R.C.D. Mallorca creció hasta ocho puntos por encima de la zona de descenso en la LaLiga Santander después de una victoria por 1-0 sobre el Granada C.F. El encuentro, celebrado en el Estadio de Son Moix, vio al capitán del Mallorca, Antonio Raillo, romper la resistencia mordaz del portero del Granada, el argentino Augusto Batalla, con un oportuno cabezazo en el minuto 85.
Batalla, quien brindó un festival de paradas, mantuvo a raya a los Bermellones, evitando una goleada. Sin embargo, no pudo evitar la decimoquinta derrota del Granada, un equipo que parece tener un pie en la Segunda División. Su técnico, el uruguayo Alexander Medina, está bajo un intenso escrutinio tras esta derrota.
El Mallorca, que tiene programado disputar la final de la Copa del Rey el 6 de octubre contra el Athletic Club de Bilbao en Sevilla, respira aliviado después de este crucial partido. A pesar de la victoria, tuvo dificultades para garantizar los tres puntos.
La primera mitad del encuentro fue caracterizada por un fútbol plano, carente de brillo y con una ambición ofensiva aparentemente nula. El único disparo a puerta registrado en la primera mitad fue de Vedat Muriqi en el minuto 24, que casi sorprende a Batalla después de un rebote en Bruno Méndez.
Debido al bajo rendimiento, el DT del Mallorca, Javier Aguirre, ordenó al centrocampista Manu Morlanes que comenzara a calentar en el minuto 36. Morlanes reemplazó a un defensa central, José Copete, en la segunda mitad, cambiando el esquema del Mallorca a un 4-4-2, buscando ser más agresivo en el ataque.
Mientras tanto, la falta de ambición ofensiva del Granada fue evidente. A pesar de la presencia de Gonzalo Villar, quien intentó llenar el hueco dejado por la ausencia del influyente Sergio Ruiz, el equipo no lograba conectar con Pellistri, Uzuni y Lucas Boyé.
En la segunda mitad, el Mallorca se volvió más agresivo.
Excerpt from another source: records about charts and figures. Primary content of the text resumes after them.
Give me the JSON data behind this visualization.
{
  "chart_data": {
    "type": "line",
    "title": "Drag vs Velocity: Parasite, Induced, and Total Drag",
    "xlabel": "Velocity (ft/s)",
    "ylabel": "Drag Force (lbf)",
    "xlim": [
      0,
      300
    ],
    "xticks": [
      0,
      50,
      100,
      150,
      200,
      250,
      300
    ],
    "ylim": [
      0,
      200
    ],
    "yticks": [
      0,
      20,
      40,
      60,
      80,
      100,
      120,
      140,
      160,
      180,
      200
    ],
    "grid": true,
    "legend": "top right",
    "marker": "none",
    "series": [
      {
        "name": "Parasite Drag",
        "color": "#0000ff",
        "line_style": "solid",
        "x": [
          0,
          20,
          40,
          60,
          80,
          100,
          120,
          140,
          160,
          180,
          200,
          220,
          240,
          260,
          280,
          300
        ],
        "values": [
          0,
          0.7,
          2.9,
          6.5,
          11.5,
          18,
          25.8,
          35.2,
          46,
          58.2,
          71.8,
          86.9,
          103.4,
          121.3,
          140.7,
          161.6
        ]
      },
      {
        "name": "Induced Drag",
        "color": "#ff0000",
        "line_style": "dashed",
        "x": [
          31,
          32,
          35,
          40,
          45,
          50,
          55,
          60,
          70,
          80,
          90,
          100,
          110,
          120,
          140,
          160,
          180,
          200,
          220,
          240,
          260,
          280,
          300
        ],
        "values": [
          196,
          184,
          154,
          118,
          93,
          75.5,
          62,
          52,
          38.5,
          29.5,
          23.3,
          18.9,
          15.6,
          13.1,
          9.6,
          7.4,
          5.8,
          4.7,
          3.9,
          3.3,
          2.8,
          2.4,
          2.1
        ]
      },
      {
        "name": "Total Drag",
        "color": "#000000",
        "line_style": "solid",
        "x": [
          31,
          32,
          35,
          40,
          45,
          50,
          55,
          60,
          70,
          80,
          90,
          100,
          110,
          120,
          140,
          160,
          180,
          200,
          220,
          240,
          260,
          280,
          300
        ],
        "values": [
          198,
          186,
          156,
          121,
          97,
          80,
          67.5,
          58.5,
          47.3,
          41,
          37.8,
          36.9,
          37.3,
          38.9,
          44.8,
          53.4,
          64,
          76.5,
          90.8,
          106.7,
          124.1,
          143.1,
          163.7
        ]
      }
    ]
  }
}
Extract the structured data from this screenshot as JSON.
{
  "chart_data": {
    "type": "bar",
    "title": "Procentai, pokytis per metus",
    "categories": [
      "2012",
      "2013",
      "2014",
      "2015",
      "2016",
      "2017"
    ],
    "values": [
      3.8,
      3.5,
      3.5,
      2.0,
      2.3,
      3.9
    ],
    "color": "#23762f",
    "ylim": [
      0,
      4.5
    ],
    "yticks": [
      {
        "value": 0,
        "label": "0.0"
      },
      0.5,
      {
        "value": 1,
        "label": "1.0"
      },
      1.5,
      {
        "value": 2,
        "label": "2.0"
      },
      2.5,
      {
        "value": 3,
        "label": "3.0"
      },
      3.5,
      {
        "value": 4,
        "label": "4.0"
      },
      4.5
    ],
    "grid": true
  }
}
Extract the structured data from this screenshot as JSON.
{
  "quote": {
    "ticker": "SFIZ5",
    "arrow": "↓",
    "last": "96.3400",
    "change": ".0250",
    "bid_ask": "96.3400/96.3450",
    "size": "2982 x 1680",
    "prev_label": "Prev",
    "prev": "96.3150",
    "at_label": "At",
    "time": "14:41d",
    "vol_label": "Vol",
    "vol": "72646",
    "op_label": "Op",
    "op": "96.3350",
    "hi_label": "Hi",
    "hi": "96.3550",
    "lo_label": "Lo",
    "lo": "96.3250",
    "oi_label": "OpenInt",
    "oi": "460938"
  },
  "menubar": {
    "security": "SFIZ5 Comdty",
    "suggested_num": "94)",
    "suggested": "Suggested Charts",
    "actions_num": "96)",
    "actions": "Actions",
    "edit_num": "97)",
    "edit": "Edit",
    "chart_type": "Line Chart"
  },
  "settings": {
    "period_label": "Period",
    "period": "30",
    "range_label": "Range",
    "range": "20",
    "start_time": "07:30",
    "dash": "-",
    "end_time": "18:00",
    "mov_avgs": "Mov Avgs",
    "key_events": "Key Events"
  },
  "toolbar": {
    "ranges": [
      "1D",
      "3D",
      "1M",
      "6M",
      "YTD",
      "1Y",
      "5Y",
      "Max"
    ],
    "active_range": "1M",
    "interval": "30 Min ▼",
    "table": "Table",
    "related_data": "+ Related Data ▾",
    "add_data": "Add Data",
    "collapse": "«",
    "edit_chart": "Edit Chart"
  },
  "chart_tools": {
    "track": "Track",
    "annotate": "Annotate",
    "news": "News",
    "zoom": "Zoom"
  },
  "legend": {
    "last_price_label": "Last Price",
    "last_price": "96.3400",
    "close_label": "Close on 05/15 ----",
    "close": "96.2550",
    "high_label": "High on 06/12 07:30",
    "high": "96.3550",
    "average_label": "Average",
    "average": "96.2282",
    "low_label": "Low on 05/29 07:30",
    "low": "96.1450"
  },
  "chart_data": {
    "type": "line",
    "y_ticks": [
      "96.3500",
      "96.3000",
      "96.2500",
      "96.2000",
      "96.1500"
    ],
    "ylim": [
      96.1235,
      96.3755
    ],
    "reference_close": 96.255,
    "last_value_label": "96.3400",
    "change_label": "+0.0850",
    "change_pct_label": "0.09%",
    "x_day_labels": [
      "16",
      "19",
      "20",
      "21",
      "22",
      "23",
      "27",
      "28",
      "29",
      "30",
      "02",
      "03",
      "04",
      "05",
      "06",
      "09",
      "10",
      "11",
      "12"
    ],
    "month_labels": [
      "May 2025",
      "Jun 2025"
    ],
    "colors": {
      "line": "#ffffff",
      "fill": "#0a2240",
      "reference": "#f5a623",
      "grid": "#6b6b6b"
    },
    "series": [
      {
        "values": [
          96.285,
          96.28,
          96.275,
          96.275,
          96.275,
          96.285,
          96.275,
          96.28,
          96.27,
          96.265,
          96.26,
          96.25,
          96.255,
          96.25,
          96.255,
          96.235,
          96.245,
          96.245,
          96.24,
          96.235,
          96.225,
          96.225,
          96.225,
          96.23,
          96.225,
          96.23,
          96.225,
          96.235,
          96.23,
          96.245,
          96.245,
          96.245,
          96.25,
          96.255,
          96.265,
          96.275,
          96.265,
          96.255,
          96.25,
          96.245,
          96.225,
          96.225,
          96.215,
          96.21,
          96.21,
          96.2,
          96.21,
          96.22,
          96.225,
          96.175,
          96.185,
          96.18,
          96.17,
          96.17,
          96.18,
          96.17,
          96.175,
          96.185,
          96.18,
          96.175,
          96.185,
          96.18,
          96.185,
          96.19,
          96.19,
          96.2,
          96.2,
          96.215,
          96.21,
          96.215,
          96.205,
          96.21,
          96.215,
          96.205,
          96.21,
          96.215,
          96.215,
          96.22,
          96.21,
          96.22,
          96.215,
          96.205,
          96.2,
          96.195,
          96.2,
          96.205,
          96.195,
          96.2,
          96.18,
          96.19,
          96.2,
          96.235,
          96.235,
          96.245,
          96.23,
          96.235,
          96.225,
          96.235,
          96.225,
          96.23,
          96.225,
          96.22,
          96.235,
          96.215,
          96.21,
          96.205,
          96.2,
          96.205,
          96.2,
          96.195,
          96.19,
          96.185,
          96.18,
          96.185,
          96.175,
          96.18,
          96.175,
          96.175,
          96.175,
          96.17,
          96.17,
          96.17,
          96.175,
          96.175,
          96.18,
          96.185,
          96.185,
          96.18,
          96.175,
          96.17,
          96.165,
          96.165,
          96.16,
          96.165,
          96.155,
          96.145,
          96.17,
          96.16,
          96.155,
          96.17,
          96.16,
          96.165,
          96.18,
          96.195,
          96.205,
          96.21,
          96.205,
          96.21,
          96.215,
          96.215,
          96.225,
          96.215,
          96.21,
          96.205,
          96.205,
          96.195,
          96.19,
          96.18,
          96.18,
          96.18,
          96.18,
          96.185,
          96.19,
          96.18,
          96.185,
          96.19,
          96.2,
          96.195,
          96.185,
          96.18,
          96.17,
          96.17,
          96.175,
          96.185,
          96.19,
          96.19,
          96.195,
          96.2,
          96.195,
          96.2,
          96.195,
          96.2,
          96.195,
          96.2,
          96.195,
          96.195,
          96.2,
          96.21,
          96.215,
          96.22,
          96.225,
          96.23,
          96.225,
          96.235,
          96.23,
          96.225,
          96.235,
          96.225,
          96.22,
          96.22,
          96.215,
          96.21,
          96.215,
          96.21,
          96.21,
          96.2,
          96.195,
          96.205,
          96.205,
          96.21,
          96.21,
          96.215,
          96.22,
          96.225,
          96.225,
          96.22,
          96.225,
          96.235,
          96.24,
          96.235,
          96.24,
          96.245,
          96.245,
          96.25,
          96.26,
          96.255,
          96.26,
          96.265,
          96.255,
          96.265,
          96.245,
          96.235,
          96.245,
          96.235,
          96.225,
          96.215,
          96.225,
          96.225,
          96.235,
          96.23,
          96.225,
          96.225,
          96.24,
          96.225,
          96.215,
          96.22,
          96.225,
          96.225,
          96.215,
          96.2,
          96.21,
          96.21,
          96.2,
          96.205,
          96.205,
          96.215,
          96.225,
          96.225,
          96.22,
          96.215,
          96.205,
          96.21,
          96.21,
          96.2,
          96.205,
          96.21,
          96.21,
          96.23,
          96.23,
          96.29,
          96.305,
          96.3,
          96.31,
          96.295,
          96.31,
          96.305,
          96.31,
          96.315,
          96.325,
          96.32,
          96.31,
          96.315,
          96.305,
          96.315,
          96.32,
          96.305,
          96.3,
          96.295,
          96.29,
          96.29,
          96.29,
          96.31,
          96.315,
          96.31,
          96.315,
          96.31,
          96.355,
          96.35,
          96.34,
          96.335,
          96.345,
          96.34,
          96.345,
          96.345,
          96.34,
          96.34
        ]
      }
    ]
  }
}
Raillo anotó un gol de cabeza que fue anulado por fuera de juego. Sin embargo, los Bermellones, con el delantero serbio Nemanja Radonjic formando una tripleta atacante con Muriqi y Larin, incrementaron su dominio en el partido.
Las oportunidades para el Mallorca se sucedieron, mientras que el Granada luchaba por mantener su formación. Sin embargo, cuando lograban avanzar, generaban peligro, como en el minuto 64, cuando un cabezazo a quemarropa de Uzuni obligó al portero del Mallorca, el serbio Predrag Rajkovic, a realizar una gran parada.
El tramo final del partido se jugó a un ritmo frenético, con ambos equipos buscando la victoria. Durante estos momentos, Batalla se erigió como un baluarte para el Granada, realizando salvaciones clave que evitaron la derrota. Muriqi, Prats y Radonjic lo intentaron de todas las maneras posibles, pero Batalla se mantuvo firme, hasta que Raillo, en los últimos minutos del encuentro, marcó el gol que decidió el partido.